Modelli operativi diversi, visioni differenti
Esistono in Italia almeno tre approcci distinti:
- Modello full service: la piattaforma si occupa di tutto – advisory, documentazione, storytelling, media relations. L’azienda è guidata passo dopo passo, ma il costo è più alto.
- Modello ibrido: la piattaforma offre strumenti e supporto “a moduli”, lasciando all’impresa la libertà di scegliere come gestire la campagna.
- Modello tecnico: la piattaforma è solo veicolo tecnologico. L’impresa si occupa di ogni aspetto, dalla strategia alla comunicazione, in autonomia o con advisor esterni.
Questa varietà crea opportunità, ma anche confusione. Spesso le PMI non sanno cosa aspettarsi, e si affidano a una piattaforma senza comprendere appieno il tipo di percorso che li aspetta.
Il ruolo dell’interlocutore professionale
In questo scenario articolato, un ruolo sempre più determinante è giocato da quegli attori esterni che operano come facilitatori strategici tra impresa e piattaforma. Sono professionisti specializzati – advisor, acceleratori, strutture verticali – in grado di affiancare la PMI nella definizione dell’intera operazione: dall’analisi preliminare alla messa a terra del piano finanziario, dalla costruzione dello storytelling all’attivazione degli stakeholder.
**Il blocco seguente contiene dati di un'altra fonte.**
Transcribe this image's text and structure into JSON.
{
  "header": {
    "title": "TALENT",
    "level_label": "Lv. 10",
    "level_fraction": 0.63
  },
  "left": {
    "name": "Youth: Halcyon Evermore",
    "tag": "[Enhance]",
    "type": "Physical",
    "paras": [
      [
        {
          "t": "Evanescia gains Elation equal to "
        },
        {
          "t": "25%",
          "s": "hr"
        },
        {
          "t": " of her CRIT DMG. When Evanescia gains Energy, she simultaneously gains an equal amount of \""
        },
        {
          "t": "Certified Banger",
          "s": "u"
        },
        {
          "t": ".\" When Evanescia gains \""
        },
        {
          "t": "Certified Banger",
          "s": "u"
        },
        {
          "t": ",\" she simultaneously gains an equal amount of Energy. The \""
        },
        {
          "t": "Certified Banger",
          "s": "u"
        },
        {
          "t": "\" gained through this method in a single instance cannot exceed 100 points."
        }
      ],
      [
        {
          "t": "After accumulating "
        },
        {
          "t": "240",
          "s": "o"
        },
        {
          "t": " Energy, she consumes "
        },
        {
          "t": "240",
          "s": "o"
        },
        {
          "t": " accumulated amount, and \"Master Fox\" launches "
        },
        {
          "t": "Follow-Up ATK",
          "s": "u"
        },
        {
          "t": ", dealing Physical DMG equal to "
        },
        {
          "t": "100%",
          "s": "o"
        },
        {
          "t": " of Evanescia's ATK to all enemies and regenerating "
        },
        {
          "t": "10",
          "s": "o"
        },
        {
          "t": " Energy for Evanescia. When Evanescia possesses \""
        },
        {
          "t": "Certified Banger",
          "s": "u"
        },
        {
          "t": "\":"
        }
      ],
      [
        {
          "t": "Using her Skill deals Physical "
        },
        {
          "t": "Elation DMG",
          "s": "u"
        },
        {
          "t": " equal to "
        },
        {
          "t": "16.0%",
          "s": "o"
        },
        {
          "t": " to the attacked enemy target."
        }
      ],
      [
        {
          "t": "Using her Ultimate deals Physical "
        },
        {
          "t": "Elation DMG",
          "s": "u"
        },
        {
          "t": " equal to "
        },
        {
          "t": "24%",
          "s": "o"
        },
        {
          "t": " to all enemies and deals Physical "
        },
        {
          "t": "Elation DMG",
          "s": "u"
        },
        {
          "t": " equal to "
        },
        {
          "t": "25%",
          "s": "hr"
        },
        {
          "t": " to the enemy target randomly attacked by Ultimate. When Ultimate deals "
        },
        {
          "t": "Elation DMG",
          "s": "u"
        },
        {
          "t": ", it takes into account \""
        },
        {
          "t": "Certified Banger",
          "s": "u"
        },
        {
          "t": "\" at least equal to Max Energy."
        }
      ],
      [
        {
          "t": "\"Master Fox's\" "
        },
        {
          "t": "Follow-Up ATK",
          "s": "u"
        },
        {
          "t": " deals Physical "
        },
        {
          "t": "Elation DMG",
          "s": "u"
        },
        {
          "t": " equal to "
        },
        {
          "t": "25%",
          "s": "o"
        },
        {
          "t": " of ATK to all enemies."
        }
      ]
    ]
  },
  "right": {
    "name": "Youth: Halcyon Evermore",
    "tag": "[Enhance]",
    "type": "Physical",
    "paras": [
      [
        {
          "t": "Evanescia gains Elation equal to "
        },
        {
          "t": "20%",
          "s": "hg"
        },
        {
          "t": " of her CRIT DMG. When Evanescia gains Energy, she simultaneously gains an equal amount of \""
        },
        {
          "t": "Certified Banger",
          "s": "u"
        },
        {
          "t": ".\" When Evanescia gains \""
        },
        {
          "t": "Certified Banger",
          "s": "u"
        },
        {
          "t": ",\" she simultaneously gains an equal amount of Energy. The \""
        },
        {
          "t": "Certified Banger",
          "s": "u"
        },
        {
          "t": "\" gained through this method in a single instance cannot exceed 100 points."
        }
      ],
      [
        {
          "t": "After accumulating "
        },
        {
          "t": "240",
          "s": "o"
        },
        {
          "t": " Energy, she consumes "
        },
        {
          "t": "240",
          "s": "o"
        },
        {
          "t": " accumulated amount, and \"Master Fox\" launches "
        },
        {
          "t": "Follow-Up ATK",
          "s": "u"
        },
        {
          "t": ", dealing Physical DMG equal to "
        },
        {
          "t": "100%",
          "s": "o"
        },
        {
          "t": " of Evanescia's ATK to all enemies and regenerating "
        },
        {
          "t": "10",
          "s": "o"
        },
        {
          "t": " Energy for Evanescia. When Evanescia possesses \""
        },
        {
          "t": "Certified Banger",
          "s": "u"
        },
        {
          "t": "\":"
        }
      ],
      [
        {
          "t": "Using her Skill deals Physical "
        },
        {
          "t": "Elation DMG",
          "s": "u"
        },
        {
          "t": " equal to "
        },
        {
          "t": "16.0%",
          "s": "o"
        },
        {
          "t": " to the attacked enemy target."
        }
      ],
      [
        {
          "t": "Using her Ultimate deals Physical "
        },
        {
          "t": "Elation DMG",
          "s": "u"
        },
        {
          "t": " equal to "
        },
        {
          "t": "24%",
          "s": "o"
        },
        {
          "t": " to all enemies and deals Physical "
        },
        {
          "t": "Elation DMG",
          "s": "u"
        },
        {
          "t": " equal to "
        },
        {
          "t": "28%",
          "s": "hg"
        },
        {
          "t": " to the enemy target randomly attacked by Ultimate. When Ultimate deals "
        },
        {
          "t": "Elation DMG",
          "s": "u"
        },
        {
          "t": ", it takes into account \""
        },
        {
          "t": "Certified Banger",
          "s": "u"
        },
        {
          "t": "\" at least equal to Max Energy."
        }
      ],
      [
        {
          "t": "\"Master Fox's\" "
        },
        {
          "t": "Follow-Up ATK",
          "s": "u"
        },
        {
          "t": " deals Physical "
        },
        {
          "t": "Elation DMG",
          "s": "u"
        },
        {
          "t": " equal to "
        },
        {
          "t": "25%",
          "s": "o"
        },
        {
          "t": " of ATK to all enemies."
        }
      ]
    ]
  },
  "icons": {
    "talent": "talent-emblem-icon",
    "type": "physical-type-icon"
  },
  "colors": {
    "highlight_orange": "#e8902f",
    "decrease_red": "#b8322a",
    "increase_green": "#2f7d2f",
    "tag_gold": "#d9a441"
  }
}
Grazie a queste figure, l’impresa può presentarsi alla piattaforma in modo più solido, credibile, preparato. Ma soprattutto può navigare le complessità del processo senza dispersione di tempo, risorse e credibilità.
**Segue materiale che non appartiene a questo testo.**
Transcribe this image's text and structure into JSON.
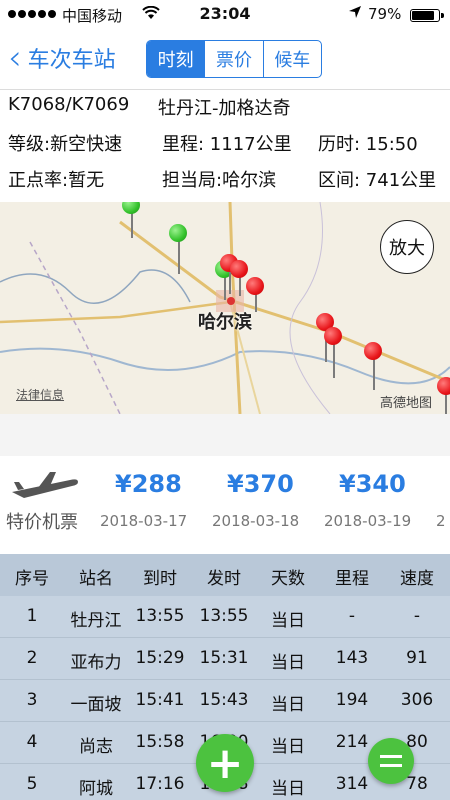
{
  "status_bar": {
    "carrier": "中国移动",
    "time": "23:04",
    "battery": "79%"
  },
  "nav": {
    "back_label": "车次车站",
    "tabs": [
      {
        "label": "时刻"
      },
      {
        "label": "票价"
      },
      {
        "label": "候车"
      }
    ]
  },
  "train": {
    "number": "K7068/K7069",
    "route": "牡丹江-加格达奇",
    "grade": "等级:新空快速",
    "distance": "里程: 1117公里",
    "duration": "历时: 15:50",
    "punctuality": "正点率:暂无",
    "bureau": "担当局:哈尔滨",
    "section": "区间: 741公里"
  },
  "map": {
    "city_label": "哈尔滨",
    "legal_label": "法律信息",
    "provider": "高德地图",
    "zoom_label": "放大"
  },
  "flights": {
    "label": "特价机票",
    "items": [
      {
        "price": "¥288",
        "date": "2018-03-17"
      },
      {
        "price": "¥370",
        "date": "2018-03-18"
      },
      {
        "price": "¥340",
        "date": "2018-03-19"
      }
    ]
  },
  "table": {
    "headers": [
      "序号",
      "站名",
      "到时",
      "发时",
      "天数",
      "里程",
      "速度"
    ],
    "rows": [
      [
        "1",
        "牡丹江",
        "13:55",
        "13:55",
        "当日",
        "-",
        "-"
      ],
      [
        "2",
        "亚布力",
        "15:29",
        "15:31",
        "当日",
        "143",
        "91"
      ],
      [
        "3",
        "一面坡",
        "15:41",
        "15:43",
        "当日",
        "194",
        "306"
      ],
      [
        "4",
        "尚志",
        "15:58",
        "16:00",
        "当日",
        "214",
        "80"
      ],
      [
        "5",
        "阿城",
        "17:16",
        "17:18",
        "当日",
        "314",
        "78"
      ]
    ]
  },
  "colors": {
    "accent": "#2a7de1",
    "green": "#4cc23f",
    "table_header": "#b9c8d8",
    "table_body": "#c6d3e1"
  }
}
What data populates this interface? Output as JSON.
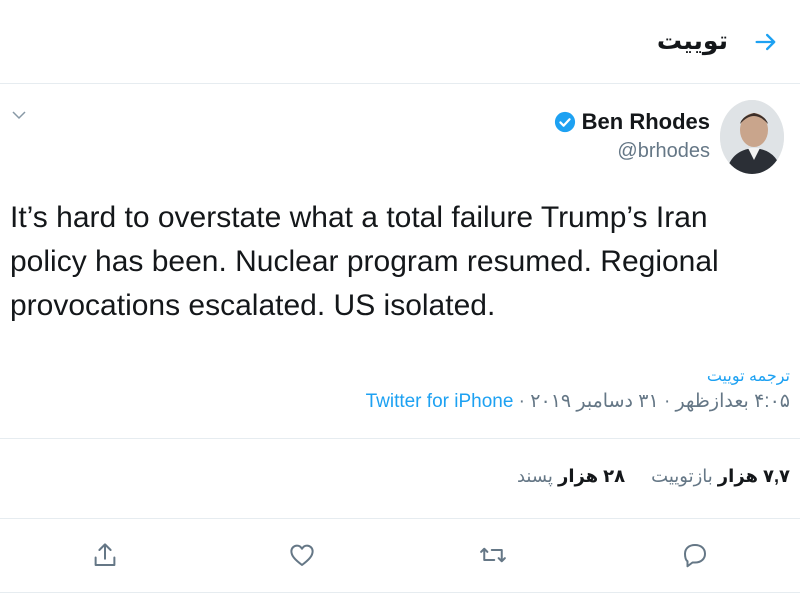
{
  "header": {
    "title": "توییت",
    "back_icon": "arrow-right-icon"
  },
  "author": {
    "display_name": "Ben Rhodes",
    "handle": "@brhodes",
    "verified_icon": "verified-badge-icon",
    "verified_color": "#1da1f2"
  },
  "tweet": {
    "text": "It’s hard to overstate what a total failure Trump’s Iran policy has been. Nuclear program resumed. Regional provocations escalated. US isolated.",
    "translate_label": "ترجمه توییت",
    "timestamp": "۴:۰۵ بعدازظهر · ۳۱ دسامبر ۲۰۱۹ · ",
    "source": "Twitter for iPhone"
  },
  "stats": {
    "retweets": {
      "count": "۷,۷ هزار",
      "label": "بازتوییت"
    },
    "likes": {
      "count": "۲۸ هزار",
      "label": "پسند"
    }
  },
  "actions": [
    "reply-icon",
    "retweet-icon",
    "like-icon",
    "share-icon"
  ],
  "colors": {
    "accent": "#1da1f2",
    "text": "#14171a",
    "muted": "#657786",
    "border": "#e6ecf0"
  }
}
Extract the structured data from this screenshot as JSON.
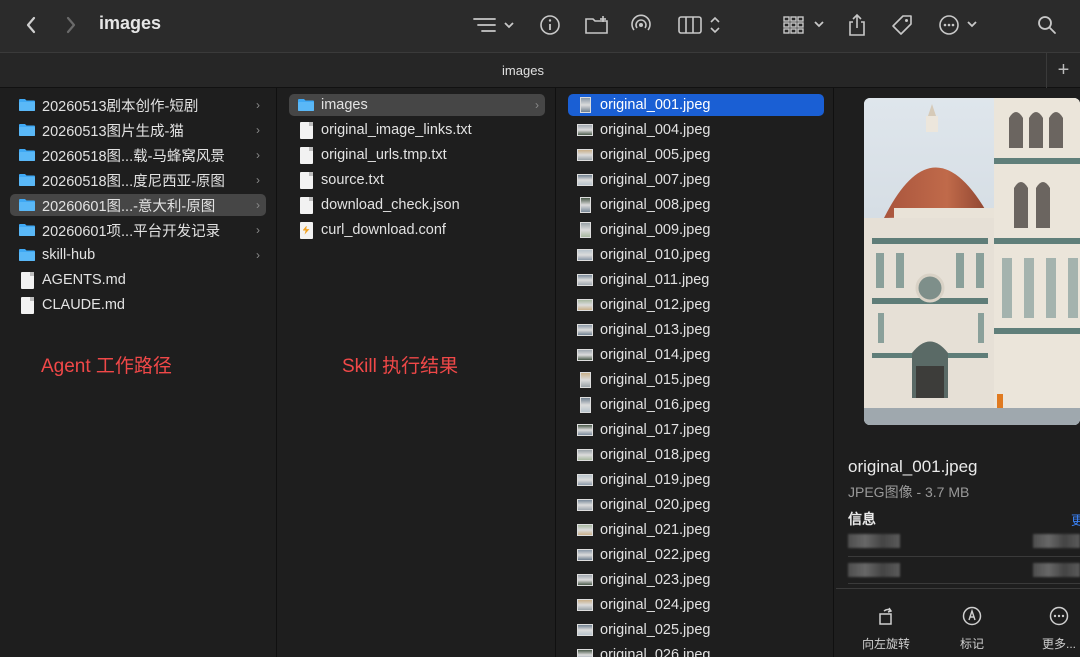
{
  "window": {
    "title": "images"
  },
  "tab": {
    "title": "images",
    "add_label": "+"
  },
  "column1": {
    "items": [
      {
        "label": "20260513剧本创作-短剧",
        "type": "folder",
        "chevron": true
      },
      {
        "label": "20260513图片生成-猫",
        "type": "folder",
        "chevron": true
      },
      {
        "label": "20260518图...载-马蜂窝风景",
        "type": "folder",
        "chevron": true
      },
      {
        "label": "20260518图...度尼西亚-原图",
        "type": "folder",
        "chevron": true
      },
      {
        "label": "20260601图...-意大利-原图",
        "type": "folder",
        "chevron": true,
        "selected": true
      },
      {
        "label": "20260601项...平台开发记录",
        "type": "folder",
        "chevron": true
      },
      {
        "label": "skill-hub",
        "type": "folder",
        "chevron": true
      },
      {
        "label": "AGENTS.md",
        "type": "doc"
      },
      {
        "label": "CLAUDE.md",
        "type": "doc"
      }
    ],
    "annotation": "Agent 工作路径"
  },
  "column2": {
    "items": [
      {
        "label": "images",
        "type": "folder",
        "chevron": true,
        "selected": true
      },
      {
        "label": "original_image_links.txt",
        "type": "doc"
      },
      {
        "label": "original_urls.tmp.txt",
        "type": "doc"
      },
      {
        "label": "source.txt",
        "type": "doc"
      },
      {
        "label": "download_check.json",
        "type": "doc"
      },
      {
        "label": "curl_download.conf",
        "type": "conf"
      }
    ],
    "annotation": "Skill 执行结果"
  },
  "column3": {
    "items": [
      "original_001.jpeg",
      "original_004.jpeg",
      "original_005.jpeg",
      "original_007.jpeg",
      "original_008.jpeg",
      "original_009.jpeg",
      "original_010.jpeg",
      "original_011.jpeg",
      "original_012.jpeg",
      "original_013.jpeg",
      "original_014.jpeg",
      "original_015.jpeg",
      "original_016.jpeg",
      "original_017.jpeg",
      "original_018.jpeg",
      "original_019.jpeg",
      "original_020.jpeg",
      "original_021.jpeg",
      "original_022.jpeg",
      "original_023.jpeg",
      "original_024.jpeg",
      "original_025.jpeg",
      "original_026.jpeg"
    ],
    "selected_index": 0
  },
  "preview": {
    "file_name": "original_001.jpeg",
    "kind": "JPEG图像 - 3.7 MB",
    "info_heading": "信息",
    "more_link": "更",
    "actions": [
      {
        "label": "向左旋转",
        "icon": "rotate-left-icon"
      },
      {
        "label": "标记",
        "icon": "markup-icon"
      },
      {
        "label": "更多...",
        "icon": "more-icon"
      }
    ]
  },
  "colors": {
    "selection_blue": "#1a5fd4",
    "folder_blue": "#3fa9f5",
    "annotation_red": "#f04848"
  }
}
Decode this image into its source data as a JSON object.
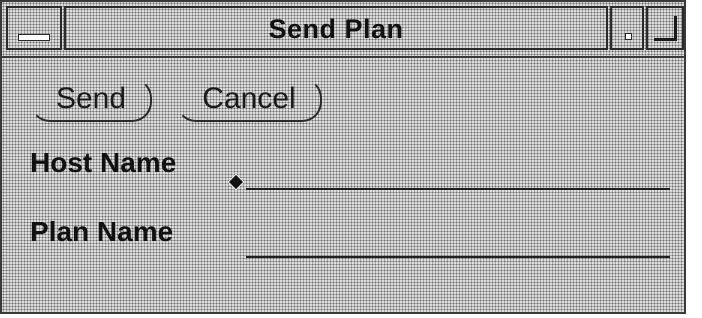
{
  "window": {
    "title": "Send Plan"
  },
  "toolbar": {
    "send_label": "Send",
    "cancel_label": "Cancel"
  },
  "form": {
    "host_name_label": "Host Name",
    "host_name_value": "",
    "plan_name_label": "Plan Name",
    "plan_name_value": ""
  }
}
Sono interlocutori sempre più richiesti, soprattutto dalle PMI che si avvicinano per la prima volta all’equity crowdfunding e che hanno bisogno di trasformare un’idea di crescita in un’operazione ben strutturata.
Non basta “essere online”
Uno dei fraintendimenti più ricorrenti è credere che basti andare live per raccogliere capitale. Le piattaforme lo sanno, e oggi – soprattutto dopo il passaggio al regime europeo ECSP – sono sempre più attente alla qualità della selezione iniziale.
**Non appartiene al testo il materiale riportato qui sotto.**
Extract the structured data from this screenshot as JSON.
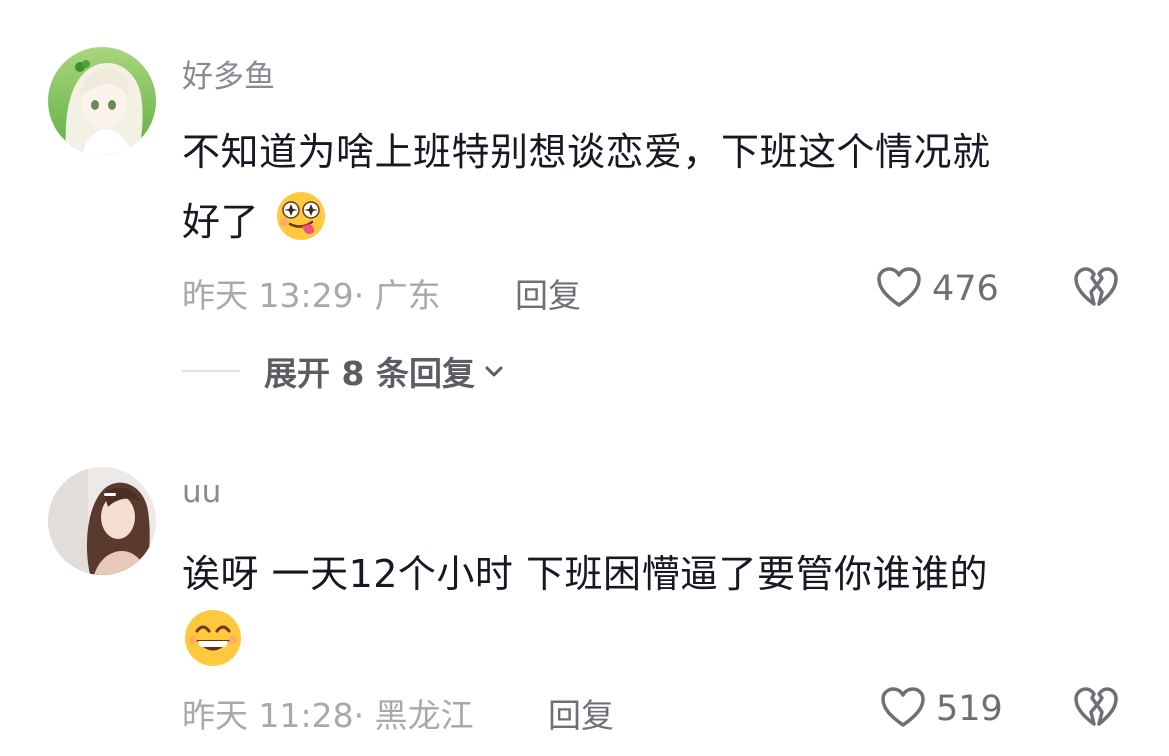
{
  "comments": [
    {
      "username": "好多鱼",
      "text_lines": [
        "不知道为啥上班特别想谈恋爱，下班这个情况就",
        "好了"
      ],
      "emoji": "tongue-out-star-eyes-emoji",
      "time": "昨天 13:29",
      "location_separator": "·",
      "location": "广东",
      "reply_label": "回复",
      "like_count": "476",
      "expand": {
        "label": "展开 8 条回复"
      }
    },
    {
      "username": "uu",
      "text_lines": [
        "诶呀 一天12个小时 下班困懵逼了要管你谁谁的"
      ],
      "emoji": "grinning-emoji",
      "time": "昨天 11:28",
      "location_separator": "·",
      "location": "黑龙江",
      "reply_label": "回复",
      "like_count": "519"
    }
  ],
  "icons": {
    "like": "heart-outline-icon",
    "dislike": "broken-heart-icon",
    "expand": "chevron-down-icon"
  },
  "colors": {
    "username": "#8a8b91",
    "text": "#161823",
    "meta": "#a8a9ad",
    "action": "#6f7077",
    "emoji_face": "#ffc83d"
  }
}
Molte chiedono alle aziende: uno scenario economico ragionato, una campagna di comunicazione pianificata, asset grafici coerenti, presenza digitale attiva, e un network iniziale già sensibile al progetto.
L’equity crowdfunding non è un automatismo. È un processo da costruire, giorno per giorno, con un alleato consapevole: la piattaforma e sempre più spesso, anche con il supporto di un interlocutore terzo, esperto e strategico.
Verso una maturità del mercato
Con l’evoluzione normativa in atto e l’arrivo di soggetti esteri sul mercato italiano, il ruolo delle Piattaforme è destinato a evolversi ancora. Le migliori si stanno strutturando per offrire anche percorsi post-campagna, strumenti di investor relations e relazioni con il mondo bancario e istituzionale.
Si va verso un modello più integrato, in cui la piattaforma diventa un nodo strategico dell’ecosistema, e non solo un tool di pubblicazione.
Per questo oggi più che mai, per una PMI, la scelta della piattaforma non è un dettaglio operativo. È una scelta strategica, che può fare la differenza tra un’operazione ben riuscita e una raccolta che resta ferma sotto la soglia.
Cinque consigli pratici per scegliere (bene) la piattaforma
- Non partire da solo
Il successo di una campagna si costruisce prima della pubblicazione. Avere al fianco un interlocutore esperto – capace di guidare strategia, comunicazione, materiali e rapporto con la piattaforma – è spesso il fattore decisivo tra una raccolta riuscita e un’occasione mancata. - Comprendi il modello della piattaforma
Alcune offrono accompagnamento completo, altre solo supporto tecnico. Chiedi chiaramente: cosa è incluso, cosa non lo è? E valuta se hai le risorse interne per coprire le attività che restano fuori. - Studia i casi già pubblicati
Le imprese presenti sulla piattaforma sono simili alla tua per dimensione, settore, maturità? I risultati sono trasparenti? Analizza numeri, dinamiche e modalità di comunicazione. - Fai un colloquio preliminare
Le piattaforme serie offrono sempre un confronto prima dell’eventuale accettazione. Approfittane per valutare competenza, metodo e disponibilità a costruire un percorso condiviso. - Verifica la solidità normativa e digitale
Assicurati che la piattaforma sia conforme al Regolamento ECSP e che il processo sia strutturato, efficiente, tracciabile. La compliance oggi è un elemento distintivo.